Rashi's answers this question:
to teach regarding every Divine command (lit., Divine utterance) that was spoken to Moses that in every case they, their general rules and minute details originated at Sinai and that they were only repeated again in “the fields of Moab”.
Mentioning Mount Sinai as the place of origin validates the law and its details. Taxes, rules regarding property use and real estate transfers can be written and/or twisted for profit; they become a means to acquire wealth without labor or production. As the song, John Wesley Harding, goes:
Some will rob you with a six gun, Some with a fountain pen.
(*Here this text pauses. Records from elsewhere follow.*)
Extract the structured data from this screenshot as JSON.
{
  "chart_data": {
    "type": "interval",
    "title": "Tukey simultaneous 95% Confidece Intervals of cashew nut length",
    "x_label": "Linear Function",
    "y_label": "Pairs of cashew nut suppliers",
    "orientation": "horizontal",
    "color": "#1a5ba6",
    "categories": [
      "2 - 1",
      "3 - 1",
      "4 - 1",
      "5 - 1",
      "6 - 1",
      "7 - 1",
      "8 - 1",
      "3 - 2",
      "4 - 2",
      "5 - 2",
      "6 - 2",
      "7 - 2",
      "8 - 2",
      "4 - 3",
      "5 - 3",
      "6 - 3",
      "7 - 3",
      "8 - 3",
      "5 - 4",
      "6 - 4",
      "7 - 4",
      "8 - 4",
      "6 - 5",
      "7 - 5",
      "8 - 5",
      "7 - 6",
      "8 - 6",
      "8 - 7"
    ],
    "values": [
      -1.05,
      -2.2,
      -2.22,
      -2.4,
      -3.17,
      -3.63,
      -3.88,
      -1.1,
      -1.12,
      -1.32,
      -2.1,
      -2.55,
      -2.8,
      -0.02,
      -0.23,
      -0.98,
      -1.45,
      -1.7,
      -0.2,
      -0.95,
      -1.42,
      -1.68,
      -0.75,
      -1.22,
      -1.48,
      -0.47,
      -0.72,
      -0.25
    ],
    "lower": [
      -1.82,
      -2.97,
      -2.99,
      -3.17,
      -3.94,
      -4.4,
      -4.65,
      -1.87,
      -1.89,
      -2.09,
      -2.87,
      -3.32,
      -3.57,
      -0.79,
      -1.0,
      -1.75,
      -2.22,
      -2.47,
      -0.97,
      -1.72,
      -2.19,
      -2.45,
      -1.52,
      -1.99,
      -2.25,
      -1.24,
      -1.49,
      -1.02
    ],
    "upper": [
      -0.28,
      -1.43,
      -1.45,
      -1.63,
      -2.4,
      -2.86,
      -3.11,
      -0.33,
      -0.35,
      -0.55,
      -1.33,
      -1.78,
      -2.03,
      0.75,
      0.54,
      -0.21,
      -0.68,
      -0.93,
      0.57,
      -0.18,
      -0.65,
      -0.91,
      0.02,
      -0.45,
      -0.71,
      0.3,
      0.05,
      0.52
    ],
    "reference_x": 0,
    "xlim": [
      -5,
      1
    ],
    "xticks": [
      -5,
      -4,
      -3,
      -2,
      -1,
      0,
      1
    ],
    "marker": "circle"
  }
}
Robin Hood rescues the common folk from the impoverishing conspiracy of the clever and the state. The Law, imposed by the Powerful upon the defenseless, is controlled by its enforcers. Welcome to the USA ( or the Soviet Union, or Sweden, etc.) Thus, Rashi addresses the problem of validating land laws that can lead to economic ruin, and are, therefore, subject to scrutiny and mistrust. The mistrust multiplies over time, as situations change.
Rashi also alludes to the fields of Moab. This is the place where covenant between Gd and Israel is reviewed, just before the entry into the Promised Land, where all these laws will soon apply. The regulations stated in this week's readings will not apply for 40 years. They are agricultural rules given to nomads.
In the context of the story, the population at Sinai did not know that they would wander in the desert for 40 years. The 40 year odyssey was decreed based upon subsequent events. The tribes at Sinai believed they would be entering the Promised Land in days or weeks. But when we read this chapter, we know what will happen; Rashi reminds us. By the time the Israelites actually stand on the Plains of Moab, these rules, that appear dangerously deranged ( as evidenced by the reassurances that surround them:
וְכִ֣י תֹאמְר֔וּ מַה־נֹּאכַ֖ל בַּשָּׁנָ֣ה הַשְּׁבִיעִ֑ת הֵ֚ן לֹ֣א נִזְרָ֔ע וְלֹ֥א נֶאֱסֹ֖ף אֶת־תְּבוּאָתֵֽנוּ׃
And should you ask, “What are we to eat in the seventh year, if we may neither sow nor gather in our crops?”),
These rule are stale ( hence questionable) memories. Another meaning of
מָה עִנְיַן שְׁמִטָּה אֵצֶל הַר סִינַי — Mah inyan shmitah aytzel har Sinai
What has the matter of the Sabbatical year to do with Mount Sinai.
These laws are being given outside of their time.
The Zionist resettlement of the land makes this question more acute. These rules are ancient: pre-fertilizers, pre- market, pre-Feudal. Their age raises questions of applicability. Kohanim ( the priestly class) cannot be identified reliably; the ancestral provenance of the land is long lost. Yet, there are attempts to apply these laws with various clever interpretations and workarounds.
In modern times, the answer to : Mah inyan shmitah aytzel har Sinai evolves into defining the relationship between those that have land, grain, food, money - and those who do not. The laws obligates those with wealth to provide for the downtrodden. The law obligates respect and care for the land.
In a sense, if there is no mores shmitah, no more Sabbatical year, there is no more Sinai, no more belief in the Divinty of the Law. For a people exiled for millennia, binding agricultural law to Sinai, and the communication from Gd that it represents, is strange and tenuous. It my lifetime, it has had interesting consequences.